Вскоре река распалась на множество протоков, и они вынесли его в море. Море было огромным, может быть, даже безбрежным, но мальчику почудилось, что он охватил его руками от края до края.
–Ринто-он!– громко позвал Ром и тут же увидел мерцающую дорогу, уходившую в морскую пучину. В конце этой дороги на пустынной площадке стоял белобородый Ринтон, и за его спиной, утопая в подводной тьме, громоздились какие-то глыбы и причудливые строения.
Словно по ледяной горке, мальчик соскользнул по светящейся дороге к Повелителю Светлых Вод.
–Ринтон, мне нужна твоя помощь,– сказал Ром.– Скажи – где растет золотой ананас. Похоже, кроме тебя в Потаенной Стране этого никто не знает.
–А, ты опять за старое,– словно разочаровавшись в чем-то, усмехнулся Ринтон.– И почему ты решил, что я интересуюсь фруктами? Разве я похож на торговца ими или на садовника?
–Да, тот, кому нужны ананасы, нужно обращаться прежде всего к продавцам овощных магазинов,– издевательским тоном сказал внезапно выплывший из-под руки Ринтона язь в матросской бескозырке, на которой серебряными буквами было написано "Отважный".– А в крайнем случае можно почитать справочник садовода-любителя и вырастить их самому.
Сказав это, язь с явным недоброжелательством посмотрел на Рома желтым глазом, поправил плавником бескозырку и замер, готовясь то ли к отважному нападению, то ли – к решительному бегству.
Дерзость язя мальчику весьма не понравилась, и он почему-то сразу вспомнил точно такого же язя, только без головного убора, которого однажды мать принесла с базара и изжарила на обед. Тот язь был чрезвычайно костистым, и как Ром ни старался тогда быть осторожным, одна его кость все-таки застряла в горле. Чтобы избавиться от нее, пришлось съесть немало жестких корок хлеба.
–Ты бы лучше помолчал, пока тебя не спрашивают,– сказал Ром.
–А почему ты решил, что спрашивать должен ты?– язя так и передернуло от негодования.– Может, я буду спрашивать, а ты – покорно отвечать!

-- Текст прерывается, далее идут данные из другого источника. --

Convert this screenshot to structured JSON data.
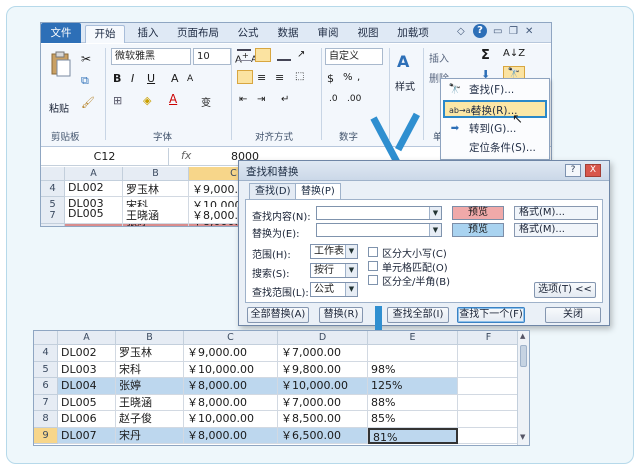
{
  "excel": {
    "menu": {
      "file": "文件",
      "tabs": [
        "开始",
        "插入",
        "页面布局",
        "公式",
        "数据",
        "审阅",
        "视图",
        "加载项"
      ]
    },
    "ribbon": {
      "clipboard": {
        "label": "剪贴板",
        "paste": "粘贴"
      },
      "font": {
        "label": "字体",
        "name": "微软雅黑",
        "size": "10"
      },
      "alignment": {
        "label": "对齐方式"
      },
      "number": {
        "label": "数字",
        "format": "自定义"
      },
      "styles": {
        "label": "样式"
      },
      "cells": {
        "insert": "插入",
        "delete": "删除",
        "label": "单"
      },
      "editing": {
        "sigma": "Σ"
      }
    },
    "formula_bar": {
      "name_box": "C12",
      "fx": "fx",
      "value": "8000"
    },
    "top_sheet": {
      "columns": [
        "A",
        "B",
        "C",
        "E"
      ],
      "rows": [
        {
          "num": "4",
          "a": "DL002",
          "b": "罗玉林",
          "c": "￥9,000.0"
        },
        {
          "num": "5",
          "a": "DL003",
          "b": "宋科",
          "c": "￥10,000"
        },
        {
          "num": "6",
          "a": "DL004",
          "b": "张婷",
          "c": "￥8,000.0"
        },
        {
          "num": "7",
          "a": "DL005",
          "b": "王晓涵",
          "c": "￥8,000.0"
        }
      ]
    },
    "find_menu": {
      "items": [
        "查找(F)...",
        "替换(R)...",
        "转到(G)...",
        "定位条件(S)..."
      ]
    }
  },
  "dialog": {
    "title": "查找和替换",
    "help": "?",
    "close": "X",
    "tabs": [
      "查找(D)",
      "替换(P)"
    ],
    "find_label": "查找内容(N):",
    "replace_label": "替换为(E):",
    "preview_label": "预览",
    "format_label": "格式(M)...",
    "scope_label": "范围(H):",
    "scope_value": "工作表",
    "search_label": "搜索(S):",
    "search_value": "按行",
    "lookin_label": "查找范围(L):",
    "lookin_value": "公式",
    "options": [
      "区分大小写(C)",
      "单元格匹配(O)",
      "区分全/半角(B)"
    ],
    "options_button": "选项(T) <<",
    "buttons": {
      "replace_all": "全部替换(A)",
      "replace": "替换(R)",
      "find_all": "查找全部(I)",
      "find_next": "查找下一个(F)",
      "close": "关闭"
    }
  },
  "bottom_sheet": {
    "columns": [
      "A",
      "B",
      "C",
      "D",
      "E",
      "F"
    ],
    "rows": [
      {
        "num": "4",
        "a": "DL002",
        "b": "罗玉林",
        "c": "￥9,000.00",
        "d": "￥7,000.00",
        "e": ""
      },
      {
        "num": "5",
        "a": "DL003",
        "b": "宋科",
        "c": "￥10,000.00",
        "d": "￥9,800.00",
        "e": "98%"
      },
      {
        "num": "6",
        "a": "DL004",
        "b": "张婷",
        "c": "￥8,000.00",
        "d": "￥10,000.00",
        "e": "125%"
      },
      {
        "num": "7",
        "a": "DL005",
        "b": "王晓涵",
        "c": "￥8,000.00",
        "d": "￥7,000.00",
        "e": "88%"
      },
      {
        "num": "8",
        "a": "DL006",
        "b": "赵子俊",
        "c": "￥10,000.00",
        "d": "￥8,500.00",
        "e": "85%"
      },
      {
        "num": "9",
        "a": "DL007",
        "b": "宋丹",
        "c": "￥8,000.00",
        "d": "￥6,500.00",
        "e": "81%"
      }
    ]
  },
  "colors": {
    "accent": "#2f8fd0",
    "file_tab": "#2d6fb7",
    "highlight_row": "#d98d8d",
    "preview_find": "#f0a9a9",
    "preview_replace": "#a9d3f0",
    "selected_row_bottom": "#bdd7ee"
  }
}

–Да кто ты такой, чтобы меня спрашивать!– возмутился Ром.– И вообще я не с тобой разговариваю!
–Это просто неслыханно!– возмутился в свою очередь язь.– Сначала отобедал мной, а теперь заявляет, что и говорить со мной не желает! Нет уж, если ты меня съел, то изволь теперь отвечать. Ведь должна же быть хоть какая-то справедливость! Хоть какая-то!
–Я съел тебя? Но ведь ты же цел и невредим?!
–Это сейчас я цел и невредим, а на твоем обеденном столе был изжаренным, а затем и вовсе уничтоженным. Забыл, как подавился тогда моей косточкой?
–Ну, если ты имеешь в виду тот самый случай, когда…– тут Ром запнулся, пытаясь понять, как может говорить рыба, которую давно уже съели.
–Да, именно тот самый случай я и имею в виду,– злорадно заметил язь.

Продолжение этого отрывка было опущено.